Moving to Greener Pastures? Multinationals and the Pollution-Haven Hypothesis
41 Pages Posted: 20 Apr 2016
Date Written: January 1997
Abstract
Eskeland and Harrison find almost no evidence that investors in developing countries are fleeing environmental costs at home. Instead, the evidence suggests that foreign-owned plants in four developing countries are less polluting than comparable domestic plants.
Are multinationals flocking to pollution havens in developing countries? Using data from four developing countries (Côte d`Ivoire, Mexico, Morocco, and Venezuela), Eskeland and Harrison examine the pattern of foreign investment. They find almost no evidence that foreign investors are concentrated in dirty sectors.
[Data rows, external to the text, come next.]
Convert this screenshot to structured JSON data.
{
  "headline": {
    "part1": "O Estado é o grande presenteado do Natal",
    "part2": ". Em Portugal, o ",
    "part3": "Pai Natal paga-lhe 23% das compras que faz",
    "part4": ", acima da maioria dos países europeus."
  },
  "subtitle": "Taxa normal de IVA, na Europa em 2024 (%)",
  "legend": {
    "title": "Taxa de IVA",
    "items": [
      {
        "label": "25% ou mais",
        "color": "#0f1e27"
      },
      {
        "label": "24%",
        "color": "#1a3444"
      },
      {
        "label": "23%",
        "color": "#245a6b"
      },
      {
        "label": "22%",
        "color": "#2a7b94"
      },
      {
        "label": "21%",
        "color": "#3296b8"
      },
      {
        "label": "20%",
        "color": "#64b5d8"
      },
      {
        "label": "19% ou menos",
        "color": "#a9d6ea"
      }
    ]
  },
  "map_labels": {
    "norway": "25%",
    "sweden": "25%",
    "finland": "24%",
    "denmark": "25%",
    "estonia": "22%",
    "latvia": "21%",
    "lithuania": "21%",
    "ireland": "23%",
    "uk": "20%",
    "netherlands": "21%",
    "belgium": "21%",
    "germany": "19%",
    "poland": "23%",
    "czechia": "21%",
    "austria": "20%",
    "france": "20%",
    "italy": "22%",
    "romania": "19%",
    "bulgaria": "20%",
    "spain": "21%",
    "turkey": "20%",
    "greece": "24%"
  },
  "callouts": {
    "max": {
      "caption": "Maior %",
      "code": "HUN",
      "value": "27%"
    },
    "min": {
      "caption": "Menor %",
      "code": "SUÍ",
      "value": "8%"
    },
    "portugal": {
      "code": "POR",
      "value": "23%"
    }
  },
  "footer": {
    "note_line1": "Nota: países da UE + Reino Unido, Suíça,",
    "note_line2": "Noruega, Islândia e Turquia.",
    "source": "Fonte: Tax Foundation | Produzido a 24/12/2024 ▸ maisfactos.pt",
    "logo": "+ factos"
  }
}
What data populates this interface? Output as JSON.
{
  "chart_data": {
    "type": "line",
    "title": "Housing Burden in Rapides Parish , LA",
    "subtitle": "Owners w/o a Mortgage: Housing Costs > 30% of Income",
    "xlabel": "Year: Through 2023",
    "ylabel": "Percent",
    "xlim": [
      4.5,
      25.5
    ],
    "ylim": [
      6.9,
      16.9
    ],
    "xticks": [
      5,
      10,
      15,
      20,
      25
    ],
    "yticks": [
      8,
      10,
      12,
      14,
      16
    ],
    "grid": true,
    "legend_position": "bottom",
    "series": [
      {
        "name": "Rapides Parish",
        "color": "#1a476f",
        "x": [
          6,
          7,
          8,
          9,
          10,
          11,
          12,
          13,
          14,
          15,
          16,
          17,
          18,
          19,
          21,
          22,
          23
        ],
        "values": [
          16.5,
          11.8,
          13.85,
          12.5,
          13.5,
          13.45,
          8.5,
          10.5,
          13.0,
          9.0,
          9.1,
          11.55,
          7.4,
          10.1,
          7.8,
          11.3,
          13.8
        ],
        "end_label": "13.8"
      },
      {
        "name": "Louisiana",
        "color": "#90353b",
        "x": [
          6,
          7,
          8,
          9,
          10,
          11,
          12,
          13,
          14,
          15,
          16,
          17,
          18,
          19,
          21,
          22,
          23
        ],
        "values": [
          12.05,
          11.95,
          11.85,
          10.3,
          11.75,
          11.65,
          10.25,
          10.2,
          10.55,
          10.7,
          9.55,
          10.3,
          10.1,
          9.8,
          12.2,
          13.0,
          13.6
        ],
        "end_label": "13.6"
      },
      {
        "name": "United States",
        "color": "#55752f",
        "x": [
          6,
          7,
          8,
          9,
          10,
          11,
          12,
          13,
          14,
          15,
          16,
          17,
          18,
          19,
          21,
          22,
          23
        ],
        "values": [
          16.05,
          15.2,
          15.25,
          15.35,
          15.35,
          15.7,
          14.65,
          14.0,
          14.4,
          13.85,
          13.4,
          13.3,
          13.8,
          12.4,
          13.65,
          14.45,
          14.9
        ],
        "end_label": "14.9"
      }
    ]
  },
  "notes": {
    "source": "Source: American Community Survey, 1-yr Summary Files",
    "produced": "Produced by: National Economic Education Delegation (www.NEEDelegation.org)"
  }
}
They also examine the behavior of multinationals doing business in these four countries, testing whether there is any tendency for foreign firms to pollute more or less than their host-country counterparts. To do this, they use consumption of energy and dirty fuels as a proxy for pollution intensity. They find that foreign plants in these four developing countries are significantly more energy-efficient and use cleaner types of energy than their domestic counterparts.
Eskeland and Harrison conclude with an analysis of U.S. outbound investment between 1982 and 1994. They reject the hypothesis that the pattern of U.S. foreign investment is skewed toward industries in which the cost of pollution abatement is high.
This paper - a product of the Public Economics Division, Policy Research Department - is part of a larger effort in the department to analyze environmental policy problems. The study was funded by the Bank's Research Support Budget under the research project Pollution and the Choice of Economic Policy Instruments in Developing Countries (RPO 676-78).